Engine oil should be changed at regular intervals. The specific interval can vary substantially depending on whether your vehicle uses regular or synthetic oil, so consult your owner’s manual. Whether you choose to replace your oil yourself or have a professional handle it for you, oil changes are crucial for the health of your car’s engine.

4. Power steering fluid

Power steering fluid is a hydraulic fluid that makes power steering possible on modern vehicles. As with brake fluid, there’s no set time frame for power steering fluid to be replaced. If you notice that you’re having greater difficulty turning your steering wheel or you hear squeaking sounds when you turn, it’s time to check the fluid level.

Like coolant and brake fluid, power steering fluid is housed in a semi-transparent reservoir with a line indicator to denote its level. If the fluid level is low, add some more. As always, check your owner’s manual to make sure you’re using the correct type of power steering fluid for your vehicle. If the fluid level is consistently too low, you may have a leak, in which case you should have it looked at by a professional.

5. Transmission fluid

Transmission fluid acts as a lubricant for the moving parts inside the transmission. In automatic transmissions, the fluid also acts as a coolant and helps transfer power from the engine to the transmission.

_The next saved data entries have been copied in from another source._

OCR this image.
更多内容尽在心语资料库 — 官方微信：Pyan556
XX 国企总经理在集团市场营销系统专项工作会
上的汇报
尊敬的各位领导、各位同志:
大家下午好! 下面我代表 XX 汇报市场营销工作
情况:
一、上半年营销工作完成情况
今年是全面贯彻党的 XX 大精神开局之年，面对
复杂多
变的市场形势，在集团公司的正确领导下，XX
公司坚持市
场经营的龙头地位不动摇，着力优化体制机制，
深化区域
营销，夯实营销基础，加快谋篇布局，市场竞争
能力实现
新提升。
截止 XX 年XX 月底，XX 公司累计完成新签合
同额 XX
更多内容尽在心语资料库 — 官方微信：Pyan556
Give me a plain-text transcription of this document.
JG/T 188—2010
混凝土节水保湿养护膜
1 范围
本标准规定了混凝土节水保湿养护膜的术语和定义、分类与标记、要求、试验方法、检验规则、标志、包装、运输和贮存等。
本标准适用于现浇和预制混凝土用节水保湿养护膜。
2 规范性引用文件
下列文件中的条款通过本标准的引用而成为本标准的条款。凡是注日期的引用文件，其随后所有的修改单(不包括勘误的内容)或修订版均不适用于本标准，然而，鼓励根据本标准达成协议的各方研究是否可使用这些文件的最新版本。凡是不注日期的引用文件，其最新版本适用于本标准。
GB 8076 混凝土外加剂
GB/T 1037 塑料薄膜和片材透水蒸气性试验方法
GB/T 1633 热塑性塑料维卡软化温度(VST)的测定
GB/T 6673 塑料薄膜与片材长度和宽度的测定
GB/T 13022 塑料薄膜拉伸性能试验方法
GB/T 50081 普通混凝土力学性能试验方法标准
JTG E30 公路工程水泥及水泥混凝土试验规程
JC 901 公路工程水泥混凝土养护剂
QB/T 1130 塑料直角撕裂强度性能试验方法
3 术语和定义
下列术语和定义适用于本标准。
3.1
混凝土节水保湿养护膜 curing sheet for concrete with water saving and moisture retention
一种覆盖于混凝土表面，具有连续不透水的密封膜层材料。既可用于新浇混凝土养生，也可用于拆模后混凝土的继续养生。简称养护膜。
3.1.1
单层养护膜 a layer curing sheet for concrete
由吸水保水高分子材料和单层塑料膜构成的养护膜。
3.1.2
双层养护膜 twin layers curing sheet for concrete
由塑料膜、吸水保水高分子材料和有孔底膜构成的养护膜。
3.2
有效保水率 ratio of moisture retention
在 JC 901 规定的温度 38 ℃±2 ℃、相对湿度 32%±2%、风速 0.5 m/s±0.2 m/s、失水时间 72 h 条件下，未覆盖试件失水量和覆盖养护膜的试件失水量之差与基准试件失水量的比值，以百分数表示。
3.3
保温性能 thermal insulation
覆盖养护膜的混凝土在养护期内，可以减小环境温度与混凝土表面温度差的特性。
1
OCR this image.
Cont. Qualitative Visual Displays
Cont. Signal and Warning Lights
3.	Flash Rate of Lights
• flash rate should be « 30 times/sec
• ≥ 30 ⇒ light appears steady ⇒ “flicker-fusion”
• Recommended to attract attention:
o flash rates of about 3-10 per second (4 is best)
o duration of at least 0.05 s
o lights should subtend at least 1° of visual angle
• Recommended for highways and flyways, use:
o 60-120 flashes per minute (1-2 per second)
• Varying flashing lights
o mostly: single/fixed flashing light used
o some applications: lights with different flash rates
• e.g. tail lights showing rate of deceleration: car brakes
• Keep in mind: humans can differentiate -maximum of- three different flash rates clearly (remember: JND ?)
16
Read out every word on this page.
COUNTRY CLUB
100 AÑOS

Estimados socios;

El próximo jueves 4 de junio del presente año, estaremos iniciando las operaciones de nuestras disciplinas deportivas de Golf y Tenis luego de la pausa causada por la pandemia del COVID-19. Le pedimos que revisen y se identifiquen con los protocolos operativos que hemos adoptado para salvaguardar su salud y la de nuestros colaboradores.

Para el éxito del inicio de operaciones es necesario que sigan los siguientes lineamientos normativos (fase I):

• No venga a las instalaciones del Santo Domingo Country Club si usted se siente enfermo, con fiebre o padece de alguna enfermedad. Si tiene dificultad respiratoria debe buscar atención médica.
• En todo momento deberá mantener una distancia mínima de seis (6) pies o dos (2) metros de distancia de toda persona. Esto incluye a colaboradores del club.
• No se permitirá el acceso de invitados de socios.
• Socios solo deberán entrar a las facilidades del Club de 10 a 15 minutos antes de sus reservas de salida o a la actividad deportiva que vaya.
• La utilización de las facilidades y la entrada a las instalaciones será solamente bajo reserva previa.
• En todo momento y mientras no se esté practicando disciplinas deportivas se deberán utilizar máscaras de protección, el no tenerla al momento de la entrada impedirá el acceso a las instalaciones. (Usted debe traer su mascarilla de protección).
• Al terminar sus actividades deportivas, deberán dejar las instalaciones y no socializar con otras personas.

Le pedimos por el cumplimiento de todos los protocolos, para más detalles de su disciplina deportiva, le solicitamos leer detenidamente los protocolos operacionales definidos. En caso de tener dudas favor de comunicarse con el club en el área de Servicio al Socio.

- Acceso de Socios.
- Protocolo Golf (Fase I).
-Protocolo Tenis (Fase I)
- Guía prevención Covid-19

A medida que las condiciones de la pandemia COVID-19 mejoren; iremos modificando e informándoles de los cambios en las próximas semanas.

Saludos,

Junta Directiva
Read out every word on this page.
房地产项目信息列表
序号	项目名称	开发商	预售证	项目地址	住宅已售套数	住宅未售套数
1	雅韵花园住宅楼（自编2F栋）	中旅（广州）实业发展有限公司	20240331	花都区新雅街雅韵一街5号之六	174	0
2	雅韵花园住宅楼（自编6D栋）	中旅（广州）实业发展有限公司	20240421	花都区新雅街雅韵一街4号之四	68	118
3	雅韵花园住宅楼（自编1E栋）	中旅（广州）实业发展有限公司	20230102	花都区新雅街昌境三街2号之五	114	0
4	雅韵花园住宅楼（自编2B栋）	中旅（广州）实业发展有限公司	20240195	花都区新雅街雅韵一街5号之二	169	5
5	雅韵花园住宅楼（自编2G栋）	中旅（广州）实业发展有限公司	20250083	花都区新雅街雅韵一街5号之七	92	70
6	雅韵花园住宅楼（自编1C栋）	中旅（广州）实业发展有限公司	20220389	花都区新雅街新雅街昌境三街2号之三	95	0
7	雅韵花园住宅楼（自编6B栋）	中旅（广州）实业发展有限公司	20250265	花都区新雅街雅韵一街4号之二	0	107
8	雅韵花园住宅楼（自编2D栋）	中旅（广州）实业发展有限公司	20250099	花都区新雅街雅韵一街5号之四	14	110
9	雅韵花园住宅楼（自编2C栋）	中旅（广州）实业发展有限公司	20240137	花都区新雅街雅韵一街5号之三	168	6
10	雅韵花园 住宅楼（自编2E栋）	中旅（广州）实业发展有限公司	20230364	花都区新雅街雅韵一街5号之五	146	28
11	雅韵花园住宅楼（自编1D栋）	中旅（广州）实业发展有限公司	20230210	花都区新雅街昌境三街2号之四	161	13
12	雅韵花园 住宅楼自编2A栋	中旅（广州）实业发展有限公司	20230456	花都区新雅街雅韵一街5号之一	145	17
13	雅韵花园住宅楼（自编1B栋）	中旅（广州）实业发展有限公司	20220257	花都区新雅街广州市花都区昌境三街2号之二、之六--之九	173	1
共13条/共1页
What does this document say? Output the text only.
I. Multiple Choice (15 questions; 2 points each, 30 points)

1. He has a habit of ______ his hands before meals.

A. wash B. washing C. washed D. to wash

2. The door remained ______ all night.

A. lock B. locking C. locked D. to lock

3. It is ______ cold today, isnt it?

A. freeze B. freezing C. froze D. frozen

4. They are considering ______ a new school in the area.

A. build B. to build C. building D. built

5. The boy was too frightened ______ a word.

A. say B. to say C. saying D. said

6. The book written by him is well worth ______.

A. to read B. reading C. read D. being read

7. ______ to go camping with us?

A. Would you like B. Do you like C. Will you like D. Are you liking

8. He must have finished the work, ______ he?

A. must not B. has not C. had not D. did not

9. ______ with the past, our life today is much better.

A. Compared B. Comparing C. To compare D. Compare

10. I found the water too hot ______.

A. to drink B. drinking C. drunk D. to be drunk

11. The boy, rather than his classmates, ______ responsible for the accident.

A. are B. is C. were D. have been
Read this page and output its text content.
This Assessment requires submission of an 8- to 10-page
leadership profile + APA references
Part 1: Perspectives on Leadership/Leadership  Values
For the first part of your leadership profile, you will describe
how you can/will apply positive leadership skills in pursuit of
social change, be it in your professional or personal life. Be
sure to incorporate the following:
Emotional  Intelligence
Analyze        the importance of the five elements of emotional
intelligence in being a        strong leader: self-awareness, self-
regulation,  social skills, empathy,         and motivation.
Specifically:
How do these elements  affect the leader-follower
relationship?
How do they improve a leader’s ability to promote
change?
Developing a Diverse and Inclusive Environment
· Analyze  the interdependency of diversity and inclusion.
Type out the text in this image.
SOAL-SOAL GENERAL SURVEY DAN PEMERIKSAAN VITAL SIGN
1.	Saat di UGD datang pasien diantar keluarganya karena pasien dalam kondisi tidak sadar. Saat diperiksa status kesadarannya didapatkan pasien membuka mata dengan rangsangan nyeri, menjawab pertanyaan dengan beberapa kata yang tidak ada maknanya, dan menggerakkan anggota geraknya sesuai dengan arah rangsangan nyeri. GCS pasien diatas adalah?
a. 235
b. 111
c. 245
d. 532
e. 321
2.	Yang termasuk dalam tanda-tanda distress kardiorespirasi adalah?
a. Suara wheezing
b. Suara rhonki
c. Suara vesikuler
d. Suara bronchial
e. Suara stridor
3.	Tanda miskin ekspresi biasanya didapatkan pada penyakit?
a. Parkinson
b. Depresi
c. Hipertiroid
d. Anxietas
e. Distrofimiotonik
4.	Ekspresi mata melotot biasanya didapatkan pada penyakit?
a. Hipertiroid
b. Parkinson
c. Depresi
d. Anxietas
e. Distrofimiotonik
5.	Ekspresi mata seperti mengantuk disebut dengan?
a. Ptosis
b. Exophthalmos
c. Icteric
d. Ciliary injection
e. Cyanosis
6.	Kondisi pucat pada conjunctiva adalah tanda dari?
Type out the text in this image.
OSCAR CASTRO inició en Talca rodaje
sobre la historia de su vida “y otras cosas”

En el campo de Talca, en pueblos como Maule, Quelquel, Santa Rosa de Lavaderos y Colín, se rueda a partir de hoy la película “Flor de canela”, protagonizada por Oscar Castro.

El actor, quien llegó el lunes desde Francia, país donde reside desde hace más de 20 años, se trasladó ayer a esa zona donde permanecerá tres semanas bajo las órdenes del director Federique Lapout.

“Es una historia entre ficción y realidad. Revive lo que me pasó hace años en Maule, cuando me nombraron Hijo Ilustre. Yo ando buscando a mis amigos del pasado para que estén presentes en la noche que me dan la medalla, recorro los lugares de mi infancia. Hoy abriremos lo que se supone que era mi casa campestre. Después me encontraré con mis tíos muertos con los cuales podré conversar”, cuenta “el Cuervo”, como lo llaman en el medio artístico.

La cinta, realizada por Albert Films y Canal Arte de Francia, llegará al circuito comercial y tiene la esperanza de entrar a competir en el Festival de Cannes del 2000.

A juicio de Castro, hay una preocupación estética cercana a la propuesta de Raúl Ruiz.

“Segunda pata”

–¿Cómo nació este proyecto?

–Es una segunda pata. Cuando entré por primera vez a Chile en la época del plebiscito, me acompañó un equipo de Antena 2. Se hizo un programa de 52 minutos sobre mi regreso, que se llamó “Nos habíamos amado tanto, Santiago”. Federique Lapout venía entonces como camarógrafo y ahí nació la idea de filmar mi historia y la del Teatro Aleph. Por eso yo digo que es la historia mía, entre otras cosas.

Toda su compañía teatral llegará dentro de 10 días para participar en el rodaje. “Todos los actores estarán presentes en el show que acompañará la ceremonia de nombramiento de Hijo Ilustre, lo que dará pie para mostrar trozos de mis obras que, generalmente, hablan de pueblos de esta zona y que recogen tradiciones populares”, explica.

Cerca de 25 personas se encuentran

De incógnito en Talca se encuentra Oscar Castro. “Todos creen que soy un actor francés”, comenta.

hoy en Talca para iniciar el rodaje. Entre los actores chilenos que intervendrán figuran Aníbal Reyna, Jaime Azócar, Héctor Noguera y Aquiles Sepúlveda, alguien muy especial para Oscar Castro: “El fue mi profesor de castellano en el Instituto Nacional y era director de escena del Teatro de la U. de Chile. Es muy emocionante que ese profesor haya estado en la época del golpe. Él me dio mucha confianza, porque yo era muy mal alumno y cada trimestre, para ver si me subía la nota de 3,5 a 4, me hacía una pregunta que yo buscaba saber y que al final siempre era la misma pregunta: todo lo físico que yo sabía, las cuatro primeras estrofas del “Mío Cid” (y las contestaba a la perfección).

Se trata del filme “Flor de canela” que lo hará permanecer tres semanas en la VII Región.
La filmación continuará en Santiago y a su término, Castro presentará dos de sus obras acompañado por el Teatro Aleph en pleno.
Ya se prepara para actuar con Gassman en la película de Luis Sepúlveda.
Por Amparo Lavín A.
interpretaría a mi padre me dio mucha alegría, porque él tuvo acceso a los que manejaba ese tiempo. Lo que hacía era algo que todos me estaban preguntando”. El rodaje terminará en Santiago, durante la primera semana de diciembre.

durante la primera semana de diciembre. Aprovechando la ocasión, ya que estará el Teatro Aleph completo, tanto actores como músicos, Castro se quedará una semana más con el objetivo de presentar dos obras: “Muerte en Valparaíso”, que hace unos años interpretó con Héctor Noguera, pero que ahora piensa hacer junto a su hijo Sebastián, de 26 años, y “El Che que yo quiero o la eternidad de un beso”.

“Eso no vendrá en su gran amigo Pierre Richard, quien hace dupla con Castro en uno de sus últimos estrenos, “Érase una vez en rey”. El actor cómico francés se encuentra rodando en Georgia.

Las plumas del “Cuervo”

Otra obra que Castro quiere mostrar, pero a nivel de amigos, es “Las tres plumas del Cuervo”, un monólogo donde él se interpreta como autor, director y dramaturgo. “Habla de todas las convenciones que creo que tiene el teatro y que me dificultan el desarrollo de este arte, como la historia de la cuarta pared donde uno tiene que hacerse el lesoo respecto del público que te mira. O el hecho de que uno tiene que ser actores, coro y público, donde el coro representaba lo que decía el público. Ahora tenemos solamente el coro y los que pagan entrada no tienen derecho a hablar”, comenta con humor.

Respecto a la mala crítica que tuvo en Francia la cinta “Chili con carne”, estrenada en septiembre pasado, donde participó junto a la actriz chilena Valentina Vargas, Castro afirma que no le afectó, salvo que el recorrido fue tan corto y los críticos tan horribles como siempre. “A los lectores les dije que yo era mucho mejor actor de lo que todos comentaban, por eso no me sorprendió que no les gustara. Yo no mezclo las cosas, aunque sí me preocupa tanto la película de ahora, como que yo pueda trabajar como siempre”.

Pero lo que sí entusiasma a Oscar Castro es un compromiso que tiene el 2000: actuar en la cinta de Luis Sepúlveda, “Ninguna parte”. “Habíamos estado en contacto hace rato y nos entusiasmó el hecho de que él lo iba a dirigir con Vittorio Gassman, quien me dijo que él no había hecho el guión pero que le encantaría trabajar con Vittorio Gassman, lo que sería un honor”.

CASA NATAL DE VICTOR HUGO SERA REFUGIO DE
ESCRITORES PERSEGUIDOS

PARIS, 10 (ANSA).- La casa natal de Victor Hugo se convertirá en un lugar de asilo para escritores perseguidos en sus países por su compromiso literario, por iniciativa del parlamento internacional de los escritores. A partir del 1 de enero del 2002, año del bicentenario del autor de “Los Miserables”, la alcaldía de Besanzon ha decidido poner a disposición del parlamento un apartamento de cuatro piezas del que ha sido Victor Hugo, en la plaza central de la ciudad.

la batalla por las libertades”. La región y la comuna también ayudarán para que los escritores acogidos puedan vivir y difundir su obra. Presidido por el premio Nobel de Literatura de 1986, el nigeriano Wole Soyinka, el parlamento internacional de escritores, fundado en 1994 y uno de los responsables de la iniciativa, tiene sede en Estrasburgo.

To check your transmission fluid, locate the dipstick (usually red-handled) and repeat the same process as you would for checking your oil, making sure the fluid level is within the acceptable range. You should also inspect the integrity of the fluid—it should appear bright red and have a somewhat sweet scent. If the fluid appears dirty or smells burnt, it’s likely due for a change.

As with engine oil, transmission fluid should be professionally serviced at regular intervals. Ideally, you should get a complete fluid and filter change every 40,000 miles. This simple step will add years to your transmission’s life and prevent costly damage.

6. Windshield washer fluid

While it has no impact on vehicle performance, windshield washer fluid helps ensure driving safety by allowing you to clean your windshield in a visibility emergency. Like most fluids found under the hood, it’s housed in a semi-transparent reservoir that makes it easy to assess the fluid’s level.

Windshield washer fluid contains ingredients like methanol and ethylene glycol, which provide effective cleaning power and prevent freezing during extreme cold. You can also make your own washer fluid by combining 1/2 cup of ammonia, 1 tablespoon of dish soap and 1 gallon of water. Just keep in mind that this homemade version won’t protect against freezing like standard washer fluid.